Cuando Nelson Mandela (q. d. D. g.) ganó las elecciones sudafricanas y ascendió al poder, no faltaron voces que exigieran venganza o corazones que anhelaran ver a los blancos sentir el mismo sufrimiento que les habían infligido. ¿Cómo sería la historia de esa nación si su destino no hubiese estado en las manos de una persona tan excepcional, que supo frenar el movimiento avieso de ese péndulo de la venganza?
Ese pensamiento, que parece tan lejano en tiempo y distancia, saltó a mi cabeza con motivo del Día del Padre, cuando leí una noticia publicada por este diario sobre la lucha que dan muchos padres para poder ver a sus hijos, de quienes han sido separados. Basta observar el desarrollo que ha tenido la lucha social por la igualdad de derechos entre géneros para comprender el motivo.
Sin lugar a duda, históricamente la mujer había sido subordinada al hombre, relegada a un papel secundario en una sociedad que tomaba como su centro a la figura masculina. Ello perjudicaba social, económica y políticamente a la mujer. Además, es indiscutible que la igualdad aún no ha sido alcanzada y que esos perjuicios continúan actualmente en mayor o menor grado.
Tampoco parece serio cuestionar que ha habido cambios significativos dirigidos a solucionar o, al menos, a paliar esos problemas. Desde el voto femenino hasta acciones afirmativas para lograr la representación paritaria, pasando por la promulgación de leyes tendientes a sancionar la violencia contra las mujeres: el esfuerzo por lograr el cambio es palpable.
Abusos. Sin embargo, en lugar de lograr la igualdad, las reformas parecen haber llevado a veces a situaciones institucionalizadas de abuso. Ello es palmario en el Poder Judicial. Por ejemplo, dicha rama creó la Comisión de Género, la cual, con cierta ironía, se encuentra integrada por 12 mujeres y dos hombres.
Más preocupante es el hecho de que una multitud de personas, principalmente hombres, se manifestara públicamente para acusar la existencia de una justicia y una legislación parcializadas, como lo hicieron el 7 de junio pasado, y que ello no merezca ni siquiera un comunicado de prensa de las autoridades judiciales o una investigación de las instancias encargadas de velar por la política de género. Sus pretensiones, valga acotar, distaban de ser disparatadas: en su mayoría, los manifestantes querían ver a sus hijos –un hombre casi nunca obtiene la custodia de los hijos en caso de divorcio– y reclamaban oportunidades verdaderas de pagar las pensiones alimentarias que les habían impuesto.

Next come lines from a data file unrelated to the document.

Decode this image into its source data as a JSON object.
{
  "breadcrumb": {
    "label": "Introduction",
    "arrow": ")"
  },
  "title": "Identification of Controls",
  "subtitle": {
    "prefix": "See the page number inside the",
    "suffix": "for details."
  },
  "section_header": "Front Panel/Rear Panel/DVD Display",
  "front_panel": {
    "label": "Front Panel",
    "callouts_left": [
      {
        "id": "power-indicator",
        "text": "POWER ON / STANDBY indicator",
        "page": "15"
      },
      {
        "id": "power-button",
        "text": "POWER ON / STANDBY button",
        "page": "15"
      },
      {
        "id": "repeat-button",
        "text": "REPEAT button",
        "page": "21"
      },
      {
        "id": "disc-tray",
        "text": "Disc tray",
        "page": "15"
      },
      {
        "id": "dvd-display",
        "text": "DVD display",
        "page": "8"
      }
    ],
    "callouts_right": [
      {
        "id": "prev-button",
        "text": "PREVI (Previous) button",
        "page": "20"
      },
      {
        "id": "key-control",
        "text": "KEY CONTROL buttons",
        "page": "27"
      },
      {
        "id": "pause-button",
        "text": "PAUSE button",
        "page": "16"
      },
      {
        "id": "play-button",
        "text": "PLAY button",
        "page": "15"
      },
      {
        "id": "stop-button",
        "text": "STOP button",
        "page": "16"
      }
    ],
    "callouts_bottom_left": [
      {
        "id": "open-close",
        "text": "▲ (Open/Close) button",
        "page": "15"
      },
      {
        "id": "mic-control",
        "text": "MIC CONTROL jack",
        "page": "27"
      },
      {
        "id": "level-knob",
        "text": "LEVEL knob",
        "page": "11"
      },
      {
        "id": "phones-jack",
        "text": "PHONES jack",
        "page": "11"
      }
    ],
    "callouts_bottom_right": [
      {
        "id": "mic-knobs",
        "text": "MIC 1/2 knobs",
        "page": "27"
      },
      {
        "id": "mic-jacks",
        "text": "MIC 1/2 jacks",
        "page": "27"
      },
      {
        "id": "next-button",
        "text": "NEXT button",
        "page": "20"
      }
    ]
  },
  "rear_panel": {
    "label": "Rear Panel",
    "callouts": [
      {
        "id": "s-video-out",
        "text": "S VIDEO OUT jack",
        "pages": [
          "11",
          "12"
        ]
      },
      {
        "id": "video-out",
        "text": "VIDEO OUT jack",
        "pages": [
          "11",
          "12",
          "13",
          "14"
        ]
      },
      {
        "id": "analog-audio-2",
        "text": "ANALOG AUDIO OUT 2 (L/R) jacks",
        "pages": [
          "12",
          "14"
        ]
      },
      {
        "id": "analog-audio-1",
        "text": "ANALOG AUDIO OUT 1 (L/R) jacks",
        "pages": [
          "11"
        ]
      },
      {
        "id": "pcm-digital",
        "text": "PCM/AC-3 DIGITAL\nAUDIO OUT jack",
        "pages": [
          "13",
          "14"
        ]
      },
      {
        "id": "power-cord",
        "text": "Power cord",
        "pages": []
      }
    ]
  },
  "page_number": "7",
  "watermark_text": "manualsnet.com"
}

Parece ser, entonces, que el agresor ha pasado a ser el agredido. ¿Cuánto resentimiento y frustración puede generar en un padre el hecho de no ver a sus hijos durante años? ¿Cuánto odio hacia el sistema puede sentir alguien que fue encarcelado por no tener trabajo para pagar la pensión? ¿Necesitamos acaso otro movimiento pendular para llegar al centro?